10.10.7.135.58983 > 10.10.1.122.5044: Flags [S], cksum 0xf672 (correct), seq 1913133573, win 29200, options [mss 1460,sackOK,TS val 54646110 ecr 0,nop,wscale 7], length 0
10.10.1.122.5044 > 10.10.7.135.58983: Flags [S.], cksum 0x2dd4 (correct), seq 3085366389, ack 1913133574, win 14480, options [mss 1460,sackOK,TS val 162352132 ecr 54646110,nop,wscale 7], length 0
10.10.7.135.58983 > 10.10.1.122.5044: Flags [.], cksum 0x944b (correct), seq 1, ack 1, win 229, options [nop,nop,TS val 54646110 ecr 162352132], length 0
10.10.7.135.58983 > 10.10.1.122.5044: Flags [P.], cksum 0x161a (correct), seq 1:162, ack 1, win 229, options [nop,nop,TS val 54646110 ecr 162352132], length 161   
10.10.1.122.5044 > 10.10.7.135.58983: Flags [.], cksum 0x9415 (correct), seq 1, ack 162, win 122, options [nop,nop,TS val 162352132 ecr 54646110], length 0
10.10.1.122.5044 > 10.10.7.135.58983: Flags [P.], cksum 0x0e3c (correct), seq 1:1276, ack 162, win 122, options [nop,nop,TS val 162352133 ecr 54646110], length 1275
10.10.7.135.58983 > 10.10.1.122.5044: Flags [.], cksum 0x8e97 (correct), seq 162, ack 1276, win 251, options [nop,nop,TS val 54646111 ecr 162352133], length 0
10.10.7.135.58983 > 10.10.1.122.5044: Flags [P.], cksum 0x507f (correct), seq 162:1343, ack 1276, win 251, options [nop,nop,TS val 54646116 ecr 162352133], length 1181
10.10.1.122.5044 > 10.10.7.135.58983: Flags [P.], cksum 0x99fa (correct), seq 1276:1327, ack 1343, win 145, options [nop,nop,TS val 162352138 ecr 54646116], length 51
10.10.7.135.58983 > 10.10.1.122.5044: Flags [.], cksum 0x89b3 (correct), seq 1343, ack 1327, win 251, options [nop,nop,TS val 54646126 ecr 162352138], length 0
10.10.1.122.5044 > 10.10.7.135.58983: Flags [P.], cksum 0x0b43 (correct), seq 1327:1358, ack 1343, win 145, options [nop,nop,TS val 162352368 ecr 54646126], length 31
10.10.7.135.58983 > 10.10.1.122.5044: Flags [.], cksum 0x87d2 (correct), seq 1343, ack 1358, win 251, options [nop,nop,TS val 54646346 ecr 162352368], length 0
10.10.1.122.5044 > 10.10.7.135.58983: Flags [F.], cksum 0x883b (correct), seq 1358, ack 1343, win 145, options [nop,nop,TS val 162352368 ecr 54646346], length 0   
10.10.7.135.58983 > 10.10.1.122.5044: Flags [.], cksum 0x87c7 (correct), seq 1343, ack 1359, win 251, options [nop,nop,TS val 54646356 ecr 162352368], length 0

I don't know if that is expected?


(Steffen Siering) #5

which logstash-input-beats plugin version have you installed?
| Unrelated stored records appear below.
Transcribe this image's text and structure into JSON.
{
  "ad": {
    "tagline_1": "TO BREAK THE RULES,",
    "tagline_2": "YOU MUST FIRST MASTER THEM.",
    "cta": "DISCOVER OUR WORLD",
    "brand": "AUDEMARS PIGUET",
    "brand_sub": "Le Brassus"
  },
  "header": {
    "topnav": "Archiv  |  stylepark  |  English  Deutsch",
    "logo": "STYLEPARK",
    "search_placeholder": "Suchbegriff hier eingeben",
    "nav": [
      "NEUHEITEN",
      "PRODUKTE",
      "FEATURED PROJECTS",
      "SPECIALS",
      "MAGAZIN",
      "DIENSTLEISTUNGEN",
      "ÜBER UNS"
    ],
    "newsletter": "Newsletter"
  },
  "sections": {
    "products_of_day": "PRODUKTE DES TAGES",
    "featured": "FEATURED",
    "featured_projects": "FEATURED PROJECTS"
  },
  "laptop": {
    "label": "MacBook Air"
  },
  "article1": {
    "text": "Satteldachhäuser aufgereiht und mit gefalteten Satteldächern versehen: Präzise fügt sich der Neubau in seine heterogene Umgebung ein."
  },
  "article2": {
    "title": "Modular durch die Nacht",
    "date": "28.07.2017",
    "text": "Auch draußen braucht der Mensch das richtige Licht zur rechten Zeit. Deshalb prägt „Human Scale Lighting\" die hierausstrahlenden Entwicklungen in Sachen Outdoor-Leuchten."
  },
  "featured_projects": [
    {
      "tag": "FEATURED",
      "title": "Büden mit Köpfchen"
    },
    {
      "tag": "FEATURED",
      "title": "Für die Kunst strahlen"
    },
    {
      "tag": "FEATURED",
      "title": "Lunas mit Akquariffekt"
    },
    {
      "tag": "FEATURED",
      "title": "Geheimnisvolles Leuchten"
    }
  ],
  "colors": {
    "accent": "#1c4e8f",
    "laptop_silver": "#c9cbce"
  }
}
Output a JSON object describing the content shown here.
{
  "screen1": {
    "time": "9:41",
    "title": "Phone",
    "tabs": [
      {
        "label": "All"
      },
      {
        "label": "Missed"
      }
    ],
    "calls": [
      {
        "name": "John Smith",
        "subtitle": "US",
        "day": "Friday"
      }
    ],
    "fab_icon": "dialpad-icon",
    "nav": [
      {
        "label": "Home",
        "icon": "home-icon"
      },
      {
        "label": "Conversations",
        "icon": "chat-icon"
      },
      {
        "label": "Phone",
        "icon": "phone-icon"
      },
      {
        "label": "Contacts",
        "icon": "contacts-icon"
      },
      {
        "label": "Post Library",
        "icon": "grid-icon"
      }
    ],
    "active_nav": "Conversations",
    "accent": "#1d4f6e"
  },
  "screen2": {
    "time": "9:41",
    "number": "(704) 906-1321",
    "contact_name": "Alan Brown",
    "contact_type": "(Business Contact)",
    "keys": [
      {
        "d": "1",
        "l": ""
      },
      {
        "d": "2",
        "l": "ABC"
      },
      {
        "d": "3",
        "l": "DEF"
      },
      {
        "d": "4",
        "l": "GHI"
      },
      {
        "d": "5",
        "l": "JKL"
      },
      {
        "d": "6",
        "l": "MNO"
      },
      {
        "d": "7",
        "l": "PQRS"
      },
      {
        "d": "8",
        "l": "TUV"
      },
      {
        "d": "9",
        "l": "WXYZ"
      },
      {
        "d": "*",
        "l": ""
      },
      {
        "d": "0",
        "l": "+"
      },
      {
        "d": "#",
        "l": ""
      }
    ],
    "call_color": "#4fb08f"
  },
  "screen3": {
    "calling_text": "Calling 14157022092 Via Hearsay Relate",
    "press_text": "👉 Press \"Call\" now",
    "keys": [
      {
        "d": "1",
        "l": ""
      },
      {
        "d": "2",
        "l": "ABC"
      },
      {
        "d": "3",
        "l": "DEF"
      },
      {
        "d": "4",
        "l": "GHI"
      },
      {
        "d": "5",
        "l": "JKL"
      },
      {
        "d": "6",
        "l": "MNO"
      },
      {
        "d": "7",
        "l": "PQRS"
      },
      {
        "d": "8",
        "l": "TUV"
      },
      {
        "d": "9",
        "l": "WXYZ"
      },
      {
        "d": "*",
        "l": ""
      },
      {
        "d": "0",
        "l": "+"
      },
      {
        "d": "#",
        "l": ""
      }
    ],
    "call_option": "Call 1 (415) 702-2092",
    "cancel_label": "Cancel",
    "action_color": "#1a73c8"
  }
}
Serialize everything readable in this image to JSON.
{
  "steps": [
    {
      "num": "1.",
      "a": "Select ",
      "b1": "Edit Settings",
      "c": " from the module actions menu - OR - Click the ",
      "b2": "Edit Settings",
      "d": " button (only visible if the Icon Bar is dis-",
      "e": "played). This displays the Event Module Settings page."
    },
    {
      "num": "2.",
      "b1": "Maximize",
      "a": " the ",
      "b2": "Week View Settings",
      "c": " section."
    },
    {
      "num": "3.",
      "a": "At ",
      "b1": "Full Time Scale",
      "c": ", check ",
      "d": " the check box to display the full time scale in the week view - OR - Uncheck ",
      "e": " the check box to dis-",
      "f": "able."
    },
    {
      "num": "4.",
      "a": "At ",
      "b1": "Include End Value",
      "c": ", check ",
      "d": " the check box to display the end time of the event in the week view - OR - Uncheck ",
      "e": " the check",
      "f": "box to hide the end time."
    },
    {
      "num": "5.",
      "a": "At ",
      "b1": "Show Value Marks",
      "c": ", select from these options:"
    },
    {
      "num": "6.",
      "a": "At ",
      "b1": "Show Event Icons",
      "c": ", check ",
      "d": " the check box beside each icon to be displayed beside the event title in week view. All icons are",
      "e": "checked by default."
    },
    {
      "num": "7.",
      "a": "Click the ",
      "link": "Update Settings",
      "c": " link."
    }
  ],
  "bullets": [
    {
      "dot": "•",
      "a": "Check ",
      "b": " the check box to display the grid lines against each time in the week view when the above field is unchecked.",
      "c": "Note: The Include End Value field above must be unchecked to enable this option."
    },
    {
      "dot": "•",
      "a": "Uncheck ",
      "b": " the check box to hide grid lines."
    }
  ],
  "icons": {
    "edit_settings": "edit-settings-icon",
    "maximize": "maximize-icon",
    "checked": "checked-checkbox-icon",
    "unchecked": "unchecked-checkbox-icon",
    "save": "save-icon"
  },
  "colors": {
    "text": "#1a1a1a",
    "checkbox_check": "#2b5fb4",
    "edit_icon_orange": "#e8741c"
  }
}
Ensure you have at least 3.1.11.


(Rahul Ghanate) #6

Thanks.
It looks to be 3.1.8
I will upgrade it and check it.


(Rahul Ghanate) #7

Thanks @ruflin and @steffens for the solution.
The older version of input-beats seems to have the problem.

Upgraded logstash-input-beats(3.1.8 -> 3.1.12) and filebeat(5.0.2 -> 5.1.1) package to the latest and it started working.


(system) #8

This topic was automatically closed 28 days after the last reply. New replies are no longer allowed.